Oh! my Eliza, could this swelling Heart

But paint its feelings, while with Thee it strays

O’er Nature’s wonders unprofan’d by Art,

And contemplates the Scenes thy Hand portrays.

Others can tamely tell me they have view’d

The Dale abruptly sink, the Mountain rise;

Thy Wand of Genius, with strange powers endued,

Brings the whole scene to my enraptur’d Eyes.

Thus o’er the Landscape veil’d in partial night

When the bright Orb of Day his radiance throws,

A new Creation bursts upon the Sight,

And Nature’s self in brighter beauty glows.




Text: STE 5/3; also Whelan, Nonconformist Women Writers, vol. 3, p. 159. Elizabeth Coltman’s ‘Journal, written during a hasty Ramble to the Lakes’, appeared in the Monthly Magazine 10 (August and September issues, 1800): 11-16; 119-23. This poem also appeared (with slight variations) in the Monthly Magazine 11 (1801), p. 423, signed "M.D." Coltman’s excursion to the Lakes occurred in August of 1796; Catherine Hutton Beale provides an account: ‘In the month of August, 1796, Mrs. John Coltman [of Nicholas Street, Leicester, the other Coltman family], with her younger daughter [Ann] and son [Samuel], set out on a journey to the Lakes. At Lancaster they were to be joined by their friends, Mrs. Houseman [wife of an Anglican minister at Lancaster] and Miss Coltman [of the Newarke], but some little delay occurring, it was decided that instead of proceeding at once, they should spend a week at Heysham, a little romantic bathing place, on the shore of Morecambe Bay’. Mrs. Coltman wrote back to her daughter, Elizabeth Heyrick, from Heysham on 7 August 1796, and mentions Elizabeth Coltman: ‘Mrs. Houseman spends half her time here, and Miss Coltman talks seriously of taking up her abode here, while we go to the Lakes. Ann seems to be recruited by bathing’. Samuel Coltman’s reminiscences reveals that Miss Coltman and he, though many years her junior, where greatly attracted to each other, and gave considerable cause for concern to Samuel’s mother.

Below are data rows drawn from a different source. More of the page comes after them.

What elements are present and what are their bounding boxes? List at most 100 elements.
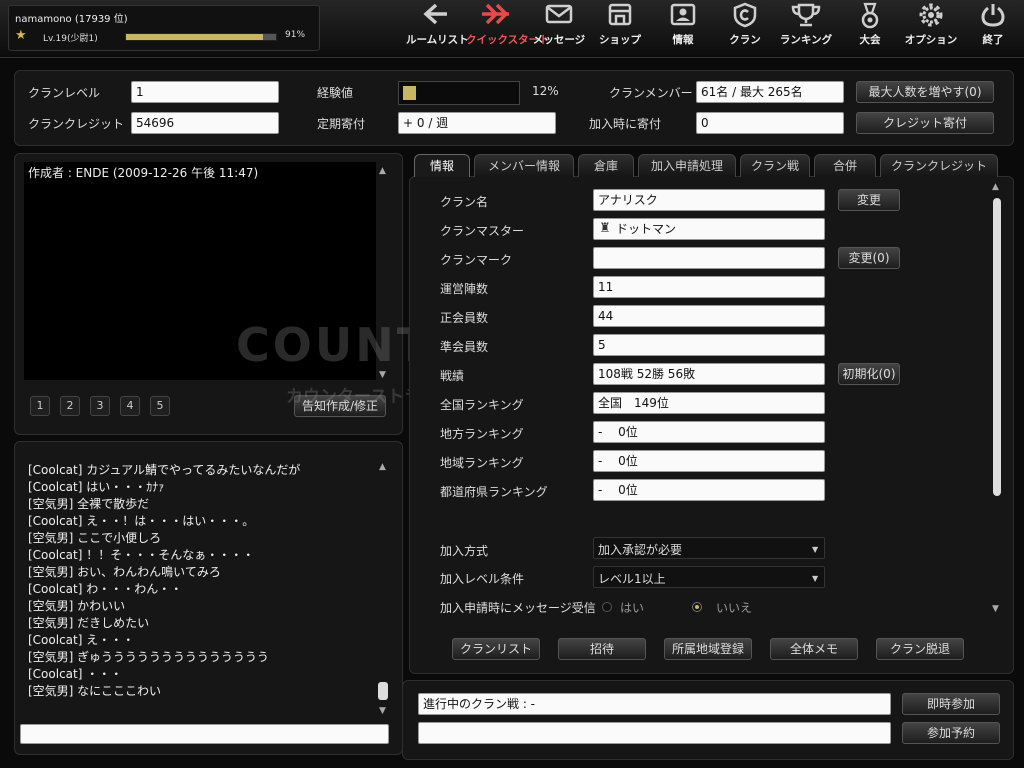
notice-page-2[interactable]: 2 [60,396,80,416]
prefecture-rank-label: 都道府県ランキング [440,485,548,499]
clan-name-label: クラン名 [440,195,489,209]
tab-clan-war[interactable]: クラン戦 [740,154,810,177]
tab-warehouse[interactable]: 倉庫 [578,154,634,177]
nav-label: メッセージ [532,34,586,46]
rank-insignia-icon: ★ [15,28,27,43]
notice-page-1[interactable]: 1 [30,396,50,416]
region-register-button[interactable]: 所属地域登録 [664,638,752,660]
tab-member-info[interactable]: メンバー情報 [474,154,574,177]
chat-line: [Coolcat] わ・・・わん・・ [28,582,183,596]
join-method-value: 加入承認が必要 [598,543,683,557]
arrow-left-icon [406,2,466,32]
dropdown-arrow-icon: ▼ [812,574,819,583]
fast-forward-icon [466,2,528,32]
join-now-button[interactable]: 即時参加 [902,693,1000,715]
chat-line: [Coolcat] ！！そ・・・そんなぁ・・・・ [28,548,255,562]
join-donation-field[interactable]: 0 [696,112,844,134]
donate-credit-button[interactable]: クレジット寄付 [856,112,994,134]
dropdown-arrow-icon: ▼ [812,545,819,554]
regular-donation-field: + 0 / 週 [398,112,556,134]
envelope-icon [530,2,588,32]
associate-members-field: 5 [593,334,825,356]
clan-master-field: ドットマン [593,218,825,240]
nav-label: クイックスタート [466,34,550,46]
chat-line: [空気男] なにこここわい [28,684,161,698]
nav-info-button[interactable]: 情報 [660,2,706,56]
nav-label: ランキング [779,34,833,46]
national-rank-field: 全国 149位 [593,392,825,414]
nav-label: クラン [729,34,761,46]
exp-label: 経験値 [317,86,354,100]
gear-icon [902,2,960,32]
clan-master-label: クランマスター [440,224,525,238]
chat-line: [空気男] ぎゅうううううううううううううう [28,650,269,664]
all-memo-button[interactable]: 全体メモ [770,638,858,660]
reset-record-button[interactable]: 初期化(0) [838,363,900,385]
tab-info[interactable]: 情報 [414,154,470,177]
info-scroll-down-icon[interactable]: ▼ [992,604,999,614]
chat-scroll-up-icon[interactable]: ▲ [379,462,386,472]
regional-rank-label: 地域ランキング [440,456,524,470]
notice-author-line: 作成者 : ENDE (2009-12-26 午後 11:47) [28,166,259,180]
chat-line: [Coolcat] ・・・ [28,667,123,681]
nav-label: ルームリスト [406,34,469,46]
nav-label: オプション [904,34,958,46]
tab-clan-credit[interactable]: クランクレジット [880,154,998,177]
id-card-icon [660,2,706,32]
nav-quick-start-button[interactable]: クイックスタート [466,2,550,56]
nav-shop-button[interactable]: ショップ [594,2,646,56]
reserve-button[interactable]: 参加予約 [902,722,1000,744]
message-receive-label: 加入申請時にメッセージ受信 [440,601,596,615]
scroll-up-arrow-icon[interactable]: ▲ [379,166,386,176]
trophy-icon [776,2,836,32]
chat-input[interactable] [20,724,389,744]
nav-exit-button[interactable]: 終了 [972,2,1014,56]
invite-button[interactable]: 招待 [558,638,646,660]
leave-clan-button[interactable]: クラン脱退 [876,638,964,660]
notice-page-3[interactable]: 3 [90,396,110,416]
nav-ranking-button[interactable]: ランキング [776,2,836,56]
info-scroll-thumb[interactable] [993,198,1001,496]
nav-room-list-button[interactable]: ルームリスト [406,2,469,56]
clan-level-field: 1 [131,81,279,103]
members-label: クランメンバー [609,86,693,100]
clan-list-button[interactable]: クランリスト [452,638,540,660]
shop-icon [594,2,646,32]
clan-war-panel [402,680,1014,760]
nav-label: 終了 [982,34,1004,46]
nav-label: 情報 [672,34,694,46]
regular-donation-label: 定期寄付 [317,117,366,131]
chat-line: [Coolcat] え・・・ [28,633,135,647]
chat-scroll-thumb[interactable] [378,682,388,700]
chat-line: [Coolcat] カジュアル鯖でやってるみたいなんだが [28,463,301,477]
option-yes-radio[interactable] [602,602,612,612]
war-record-label: 戦績 [440,369,465,383]
clan-shield-icon [722,2,768,32]
option-no-radio[interactable] [692,602,702,612]
nav-label: 大会 [859,34,881,46]
nav-tournament-button[interactable]: 大会 [848,2,892,56]
change-mark-button[interactable]: 変更(0) [838,247,900,269]
nav-option-button[interactable]: オプション [902,2,960,56]
change-name-button[interactable]: 変更 [838,189,900,211]
increase-members-button[interactable]: 最大人数を増やす(0) [856,81,994,103]
notice-page-4[interactable]: 4 [120,396,140,416]
tab-merge[interactable]: 合併 [814,154,876,177]
clan-exp-fill [403,86,417,100]
join-level-select[interactable]: レベル1以上 ▼ [593,566,825,588]
chat-line: [空気男] ここで小便しろ [28,531,162,545]
user-level: Lv.19(少尉1) [43,34,98,44]
tab-join-requests[interactable]: 加入申請処理 [638,154,736,177]
district-rank-field: - 0位 [593,421,825,443]
info-scroll-up-icon[interactable]: ▲ [992,182,999,192]
clan-exp-bar [398,81,520,105]
join-method-select[interactable]: 加入承認が必要 ▼ [593,537,825,559]
chat-line: [空気男] だきしめたい [28,616,150,630]
join-method-label: 加入方式 [440,544,489,558]
chat-scroll-down-icon[interactable]: ▼ [379,706,386,716]
join-level-label: 加入レベル条件 [440,572,525,586]
notice-page-5[interactable]: 5 [150,396,170,416]
nav-clan-button[interactable]: クラン [722,2,768,56]
nav-message-button[interactable]: メッセージ [530,2,588,56]
chat-line: [Coolcat] はい・・・ｶﾅｧ [28,480,165,494]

Fortunately for Mrs. Coltman, on this trip Samuel would meet his future bride, Mary Smith, and soon forgo the alluring charms of Elizabeth Coltman. See Catherine Hutton Beale, Catherine Hutton and her Friends (Birmingham: Cornish Brothers, 1895), pp. 97-99; Journal of Samuel Coltman, Leicestershire Record Office, 15D56/449; Introduction to Elizabeth Coltman, Nonconformist Women Writers, vol. 4; and "Elizabeth Coltman," in Other British Voices: Women, Poetry, and Religion, 1766-1840 (New York: Palgrave Macmillan, 2015), pp. 155-97.